Residents of the Rocco Impreveduto Towers and neighboring Kroll Heights, two of Secaucus’ three senior homes, were once hard pressed to find available parking spaces in the facilities’ lots.
Parking spaces are much easier to find these days, however.
“A lot of people have gotten rid of their cars,” said Impreveduto Towers resident Carole Acropolis. “They can’t afford the gas or the insurance.”
Call it a sign of the times.
Nationwide, rising fuel and food prices have impacted the elderly particularly hard and local senior citizens admit they are making tough choices to stretch their social security and pension checks to the end of the month.
According to the U.S. Department of Agriculture, food costs rose nearly 5 percent over the last year, and gas prices hover at $3.71 a gallon nationally, according to AAA.
“Food is very, very high,” said Marie Rushitaj, a widow who also lives in Impreveduto Towers. “For $80 I used to be able to get everything – my food, canned goods, paper [products]. Now I have to go over $100 to get all my food and everything else I need.”
Sometimes, she said, she spends as much as $124 on groceries.
“And I feel sorry for the people that have to pay for their medicines,” added Rushitaj, who gets both Medicare and Medicaid. “When I hear how much they have to pay, I don’t know what to say. I don’t know what I’d do if I lost Medicaid.”
According to residents, one woman in Impreveduto Towers died recently from diabetic shock after she abruptly stopped her dialysis treatments. They claim she ended her treatment because she could no longer afford the required co-payment.
Juggling bills
“My Social Security is very high because I worked for many years,” said Acropolis. “When I get my money the first thing I do is buy food and I pay my bills. My money would usually last 30 days. The days before my check came, I wouldn’t have a lot. But I could get by.”
Acropolis said that she must now either delay paying some bills to get her money to last through the month, or go without money several days before her Social Security check arrives.
Although seniors get an annual cost of living adjustment to their Social Security checks – 2.3 to 3 percent each year – Rushitaj said these increases do not keep up with expenses.
Much of their annual increase, she said, is eaten up by rent, so it cannot be applied to other rising costs.
Residents who live in the three senior centers – Rocco Impreveduto Towers, Kroll Heights, and the Elms – must be recertified each year to ensure they meet eligibility requirements. (In total, 300 residents live in Secaucus’ senior housing.) As part of the recertification, Social Services looks at their income and renews their rent accordingly.

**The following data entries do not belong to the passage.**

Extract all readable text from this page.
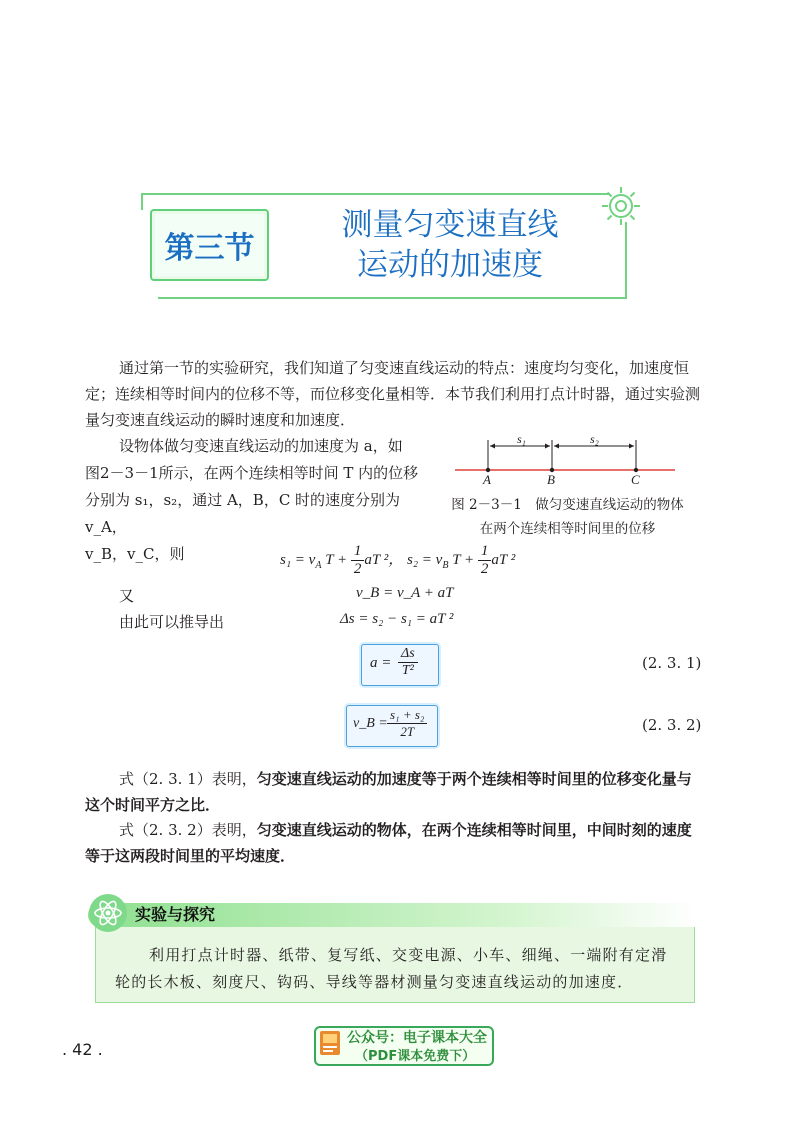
第三节
测量匀变速直线
运动的加速度
通过第一节的实验研究，我们知道了匀变速直线运动的特点：速度均匀变化，加速度恒定；连续相等时间内的位移不等，而位移变化量相等．本节我们利用打点计时器，通过实验测量匀变速直线运动的瞬时速度和加速度．
设物体做匀变速直线运动的加速度为 a，如
图2－3－1所示，在两个连续相等时间 T 内的位移
分别为 s₁，s₂，通过 A，B，C 时的速度分别为 v_A，
v_B，v_C，则
s₁	s₂
A	B	C
图 2－3－1　做匀变速直线运动的物体
在两个连续相等时间里的位移
$s_1 = v_A$ $T + \frac{1}{2}$ aT ²， $s_2 = v_B$ $T + \frac{1}{2}$ aT ²
又	v_B = v_A + aT
由此可以推导出	Δs = s₂ − s₁ = aT ²
$a = \frac{\Delta s}{\text{T²}}$	(2. 3. 1)
v_B = $\frac{\text{s₁ + s₂}}{2T}$	(2. 3. 2)
式（2. 3. 1）表明，匀变速直线运动的加速度等于两个连续相等时间里的位移变化量与这个时间平方之比．
式（2. 3. 2）表明，匀变速直线运动的物体，在两个连续相等时间里，中间时刻的速度等于这两段时间里的平均速度．
实验与探究
利用打点计时器、纸带、复写纸、交变电源、小车、细绳、一端附有定滑轮的长木板、刻度尺、钩码、导线等器材测量匀变速直线运动的加速度．
. 42 .
公众号：电子课本大全
（PDF课本免费下）
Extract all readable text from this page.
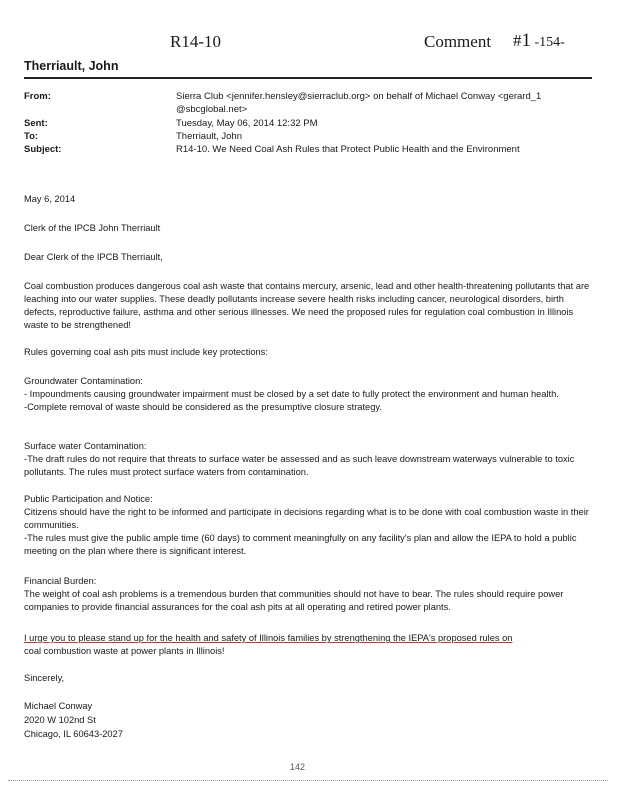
R14-10	Comment #1 -154-
Therriault, John
From:	Sierra Club <jennifer.hensley@sierraclub.org> on behalf of Michael Conway <gerard_1
@sbcglobal.net>
Sent:	Tuesday, May 06, 2014 12:32 PM
To:	Therriault, John
Subject:	R14-10. We Need Coal Ash Rules that Protect Public Health and the Environment

May 6, 2014

Clerk of the IPCB John Therriault

Dear Clerk of the IPCB Therriault,

Coal combustion produces dangerous coal ash waste that contains mercury, arsenic, lead and other health-threatening pollutants that are leaching into our water supplies. These deadly pollutants increase severe health risks including cancer, neurological disorders, birth defects, reproductive failure, asthma and other serious illnesses. We need the proposed rules for regulation coal combustion in Illinois waste to be strengthened!

Rules governing coal ash pits must include key protections:

Groundwater Contamination:

- Impoundments causing groundwater impairment must be closed by a set date to fully protect the environment and human health.

-Complete removal of waste should be considered as the presumptive closure strategy.

Surface water Contamination:

-The draft rules do not require that threats to surface water be assessed and as such leave downstream waterways vulnerable to toxic pollutants. The rules must protect surface waters from contamination.

Public Participation and Notice:

Citizens should have the right to be informed and participate in decisions regarding what is to be done with coal combustion waste in their communities.

-The rules must give the public ample time (60 days) to comment meaningfully on any facility's plan and allow the IEPA to hold a public meeting on the plan where there is significant interest.

Financial Burden:

The weight of coal ash problems is a tremendous burden that communities should not have to bear. The rules should require power companies to provide financial assurances for the coal ash pits at all operating and retired power plants.

I urge you to please stand up for the health and safety of Illinois families by strengthening the IEPA's proposed rules on

coal combustion waste at power plants in Illinois!

Sincerely,
Michael Conway
2020 W 102nd St
Chicago, IL 60643-2027
142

Residents are required to pay 30 percent of their income, after medical and some utility costs are deducted.
Higher income translates into higher rent. Rent can range from less than $200 to more than $800.
“Whatever we get in increases, they take from us in rent,” said Rushitaj. “We don’t get ahead.”
Service agencies stretched thin
A national study released by the AARP in May found that people ages 65 and older appear to be weathering the bad economy better than younger groups. Still, according to the study, 59 percent of seniors over 65 are finding it more difficult to buy such necessities as food, medicine, and fuel, and 47 percent reported that paying for utilities is a challenge.
Social service agencies, facing budget shortfalls of their own, are finding it hard to keep up with increased demand. “The cost of senior nutrition programs has far exceeded the funding for those programs,” said Edward Benoit, executive director of the Hudson County Office on Aging, based in Secaucus. “State and federal funding for [senior] nutrition programs has been flat for at least 10 years.”
The Office on Aging contracts with provider agencies, which in turn provide the meals to residents. Among the provider agencies that the office works with is the North Hudson Regional Council of Mayors, which provides meals at the Secaucus Senior Center on Centre Avenue.
“Over the last five or six years, service providers have noticed that their annual resources didn’t go as far as they used to, but because of the economy in the last year, it’s really been noticeable. For example, I’ve already gotten a letter from North Hudson Regional saying that they need another $100,000 for meals [to get them through the end of] the year.”
(Interestingly, another nutrition program, Meals on Wheels, which delivers 45 meals a day in Secaucus, has not experienced an increase in demand over the last year, according to Department of Social Services Director Lisa Snedeker.)
The Office on Aging also runs Transcend, a transportation service that shuttles the elderly and disabled to medical appointments and meal programs. The service is offered free of charge to passengers who make reservations days in advance. As gas prices have increased, Hudson County municipalities that once offered similar services have either scrapped their senior shuttles, or are expected to end them soon, leaving Transcend to pick up the slack.